DDT - Chapter 66
Chapter 66: Zombie King × Little White Flower (Side Story)
My name is Yi Shuhan. Shu, as in distant. Han, as in cold.
In my limited childhood vocabulary, "distant" and "cold" were not very good words. So why was I given a name like that?
My teacher said that no parent in the world doesn't love their child. I knew what "parent" and "child" meant, but I didn't know what "love" was.
The teacher said our moms and dads love us. Love isn't something they say all the time, but the good things they do for us—that is love.
Unfortunately, I didn't have a mother. I didn't have a dad, either. I only had a father.
My father didn't allow me to call him "Dad." It would make him unhappy, and if he was unhappy, I couldn't be happy either.
For as long as I could remember, it was just my father and me at home. Did my father love me? I wasn't sure, but I knew he was supposed to be good to me.
He gave me a place to live, he gave me food and water, he gave me the chance to grow up.
I was still young then, but I could sense malice from others, and that same malice often came from my father. Are all fathers like this?
I had never been to another child's home, so I didn't know.

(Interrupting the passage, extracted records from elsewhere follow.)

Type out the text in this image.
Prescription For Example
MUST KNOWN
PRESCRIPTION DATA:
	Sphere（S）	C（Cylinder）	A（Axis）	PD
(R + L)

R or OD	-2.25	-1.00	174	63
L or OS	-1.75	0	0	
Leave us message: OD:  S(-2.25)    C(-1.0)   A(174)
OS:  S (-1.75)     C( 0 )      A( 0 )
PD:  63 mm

The other children in kindergarten would talk about how their moms and dads took them to the amusement park on the weekend, or bought them little cakes, or made them delicious food. I was so curious. So many things could be done on the weekend. But my father would only lock me in the house. I wanted to go out and play with my father, too!
Later, when I started school, the teacher said that parents liked children who did well in their studies. I thought about that strange, malicious feeling I got from my father. Did he not love me because I wasn't obedient? A brilliant idea suddenly popped into my head.
My teachers all said I was exceptionally bright, as if my brain had been blessed. I didn't understand what "blessed" meant, but I knew "bright" was a compliment for children! But the teacher said children shouldn't be too proud, because being too proud makes you lose your motivation, and then your grades will suffer. To get good grades. To make my father like me. I couldn't be proud! Right!
My father was never home. He would always leave some cold leftovers in the house. When I was hungry, I would stand on my tiptoes to get a plate from the top shelf of the fridge, put it in the microwave to heat it up, and then I could eat. I had even secretly taught myself how to use the microwave. See, I was a smart kid. Later, my father started leaving some cash at home. He said if I was hungry, I could buy something to eat. Clutching the pink banknotes, I felt that my father must love me. He was afraid I would go hungry.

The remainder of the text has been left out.